Sunday 2nd January 2011

It is that short period between getting over the festivities and getting back to the normality of everyday working life for most of us where nothing much happens. It can get quite quiet which was certainly the case at St Mary‑le‑Tower this morning with only eight ringers present, including Mum who was continuing her recovery.

Ipswich, St LawrenceThe vast majority of the band continued on to St Lawrence for first Sunday ringing however, where we were joined by Ros Butler from Cambridgeshire, ultimately helping us achieve a superbly struck touch of Stedman Doubles.

At any time of the year numbers are low at Grundisburgh, though on this occasion they weren't far behind SMLT with seven ringers.

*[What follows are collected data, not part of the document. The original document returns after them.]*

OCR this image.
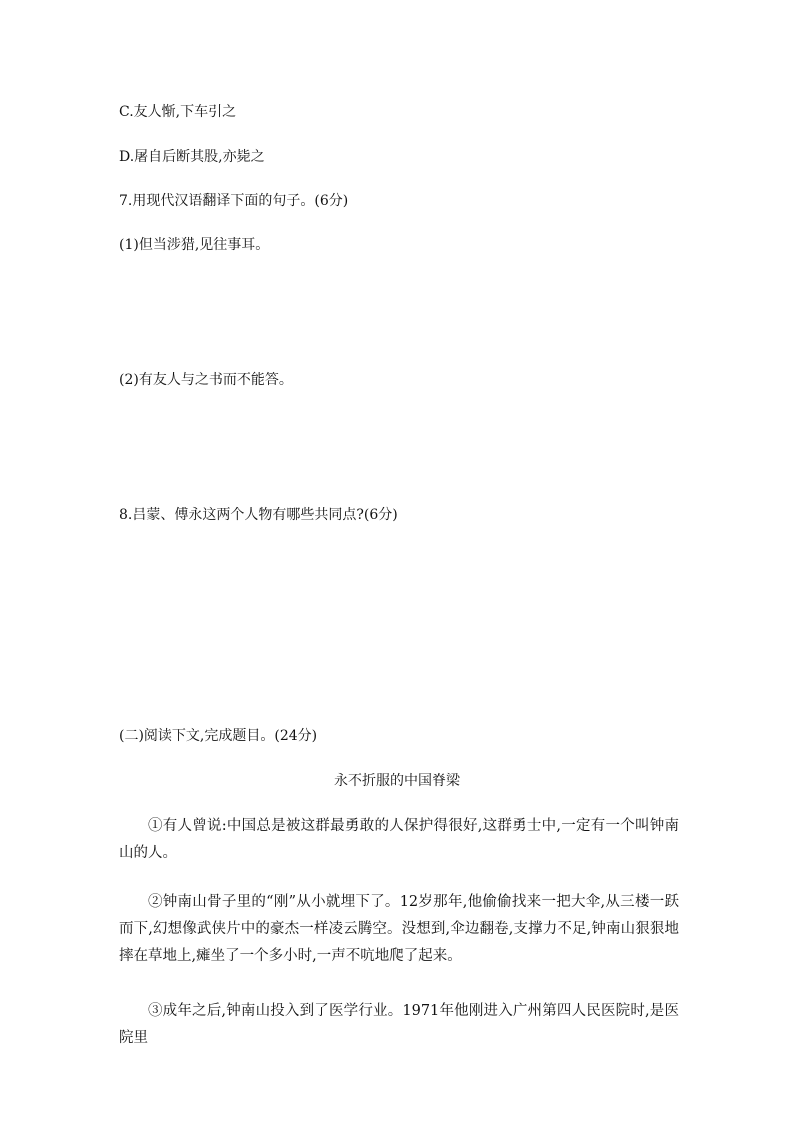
C.友人惭,下车引之

D.屠自后断其股,亦毙之

7.用现代汉语翻译下面的句子。(6分)

(1)但当涉猎,见往事耳。

(2)有友人与之书而不能答。

8.吕蒙、傅永这两个人物有哪些共同点?(6分)

(二)阅读下文,完成题目。(24分)

永不折服的中国脊梁

①有人曾说:中国总是被这群最勇敢的人保护得很好,这群勇士中,一定有一个叫钟南山的人。

②钟南山骨子里的“刚”从小就埋下了。12岁那年,他偷偷找来一把大伞,从三楼一跃而下,幻想像武侠片中的豪杰一样凌云腾空。没想到,伞边翻卷,支撑力不足,钟南山狠狠地摔在草地上,瘫坐了一个多小时,一声不吭地爬了起来。

③成年之后,钟南山投入到了医学行业。1971年他刚进入广州第四人民医院时,是医院里
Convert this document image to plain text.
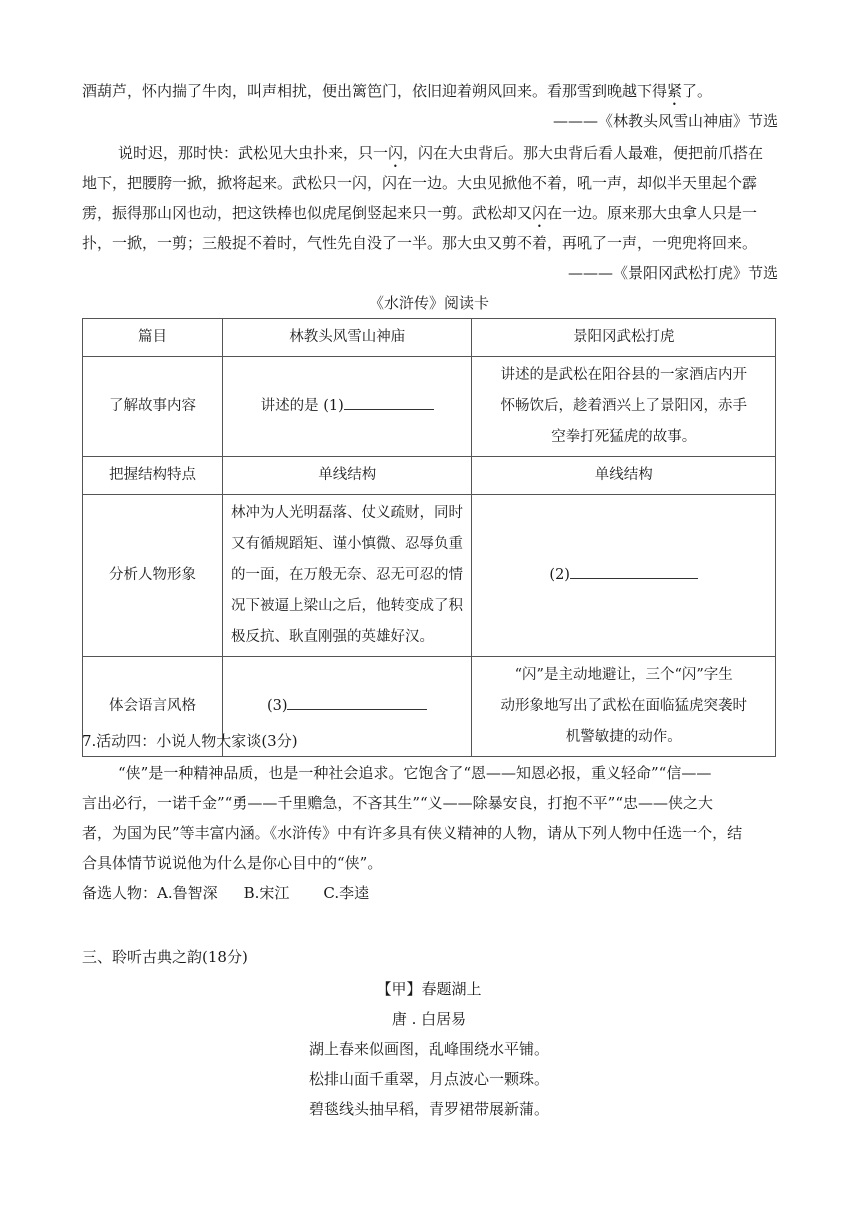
酒葫芦，怀内揣了牛肉，叫声相扰，便出篱笆门，依旧迎着朔风回来。看那雪到晚越下得紧了。
———《林教头风雪山神庙》节选
说时迟，那时快：武松见大虫扑来，只一闪，闪在大虫背后。那大虫背后看人最难，便把前爪搭在
地下，把腰胯一掀，掀将起来。武松只一闪，闪在一边。大虫见掀他不着，吼一声，却似半天里起个霹
雳，振得那山冈也动，把这铁棒也似虎尾倒竖起来只一剪。武松却又闪在一边。原来那大虫拿人只是一
扑，一掀，一剪；三般捉不着时，气性先自没了一半。那大虫又剪不着，再吼了一声，一兜兜将回来。
———《景阳冈武松打虎》节选
《水浒传》阅读卡
篇目	林教头风雪山神庙	景阳冈武松打虎
了解故事内容	讲述的是 (1)	讲述的是武松在阳谷县的一家酒店内开
怀畅饮后，趁着酒兴上了景阳冈，赤手
空拳打死猛虎的故事。

把握结构特点	单线结构	单线结构
分析人物形象	林冲为人光明磊落、仗义疏财，同时
又有循规蹈矩、谨小慎微、忍辱负重
的一面，在万般无奈、忍无可忍的情
况下被逼上梁山之后，他转变成了积
极反抗、耿直刚强的英雄好汉。	(2)
体会语言风格	(3)	“闪”是主动地避让，三个“闪”字生
动形象地写出了武松在面临猛虎突袭时
机警敏捷的动作。
7.活动四：小说人物大家谈(3分)
“侠”是一种精神品质，也是一种社会追求。它饱含了“恩——知恩必报，重义轻命”“信——
言出必行，一诺千金”“勇——千里赡急，不吝其生”“义——除暴安良，打抱不平”“忠——侠之大
者，为国为民”等丰富内涵。《水浒传》中有许多具有侠义精神的人物，请从下列人物中任选一个，结
合具体情节说说他为什么是你心目中的“侠”。
备选人物：A.鲁智深 B.宋江 C.李逵
三、聆听古典之韵(18分)
【甲】春题湖上
唐 . 白居易
湖上春来似画图，乱峰围绕水平铺。
松排山面千重翠，月点波心一颗珠。
碧毯线头抽早稻，青罗裙带展新蒲。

From here though it was a very quiet day in for Mason and me as Ruthie was already experiencing that back-to-work sensation and having drunk and eaten far too much over the last couple of weeks our evening promised to be a bit of a comedown after recent festivities with us electing a sober night! However, a visit from Toby - also on a sobriety trip - helped enhance our evening as we attempted to solve Miss Marple murder mysteries and went through all the famous people we knew or had met. You'd be amazed how many celebrities go through The Ship's doors!

Meanwhile, the first Suffolk Guild peal of the year was rung at St Peter in Sudbury and well done to Ruth Suggett on ringing her first of Grandsire Caters and Alan Mayle on ringing his 1550th peal. We're already one up on this stage last year! More importantly it's hopefully the start of a year of achievements and a good moment to remind people of the forthcoming Suffolk Guild Peal Week 2011. Please take advantage of this last Peal Week (organised by me at least!) and let's see what we can achieve at the end of next month!


New Year's Day 2011

Ufford churchA new year and a new role as I found myself running the South-East District practice at Ufford with Kate laid low with the lurgy. As seems traditional for the South-East and the Guild's first event of the year, there was a big turn out and members from Rushmere, Ipswich, Hollesley, Pettistree, Wickham Market, Felixstowe and many other places across the district rang a varied mix from Call-Changes to Double Norwich to Bristol and Mum had her first proper go at ringing for over a week as her elbow continues to recover. However, my position as SE Ringing Master was strictly temporary and in no way an indication that I would like to take on the role permanently when Kate vacates the role at the end of this year!

Oh Dear, Richard!!With Mason in tow having picked him up (very late!) in the morning, ourselves, Mike, Pippa, Susanne and Pete went in search of a pub that was actually open, eventually ending up in The Anchor in Woodbridge before the li'l chap, Ruthie and I went onto the latter's Deben Road abode where we were generously fed ham, wine and homebrew. Although it was less than two weeks ago that we were last here to celebrate their new home and Pete's birthday, it seemed an eternity ago as we faced out to a 2011 completely unwritten and yet no doubt full of twists and turns, ups and downs. I hope it is more good than bad for all of you.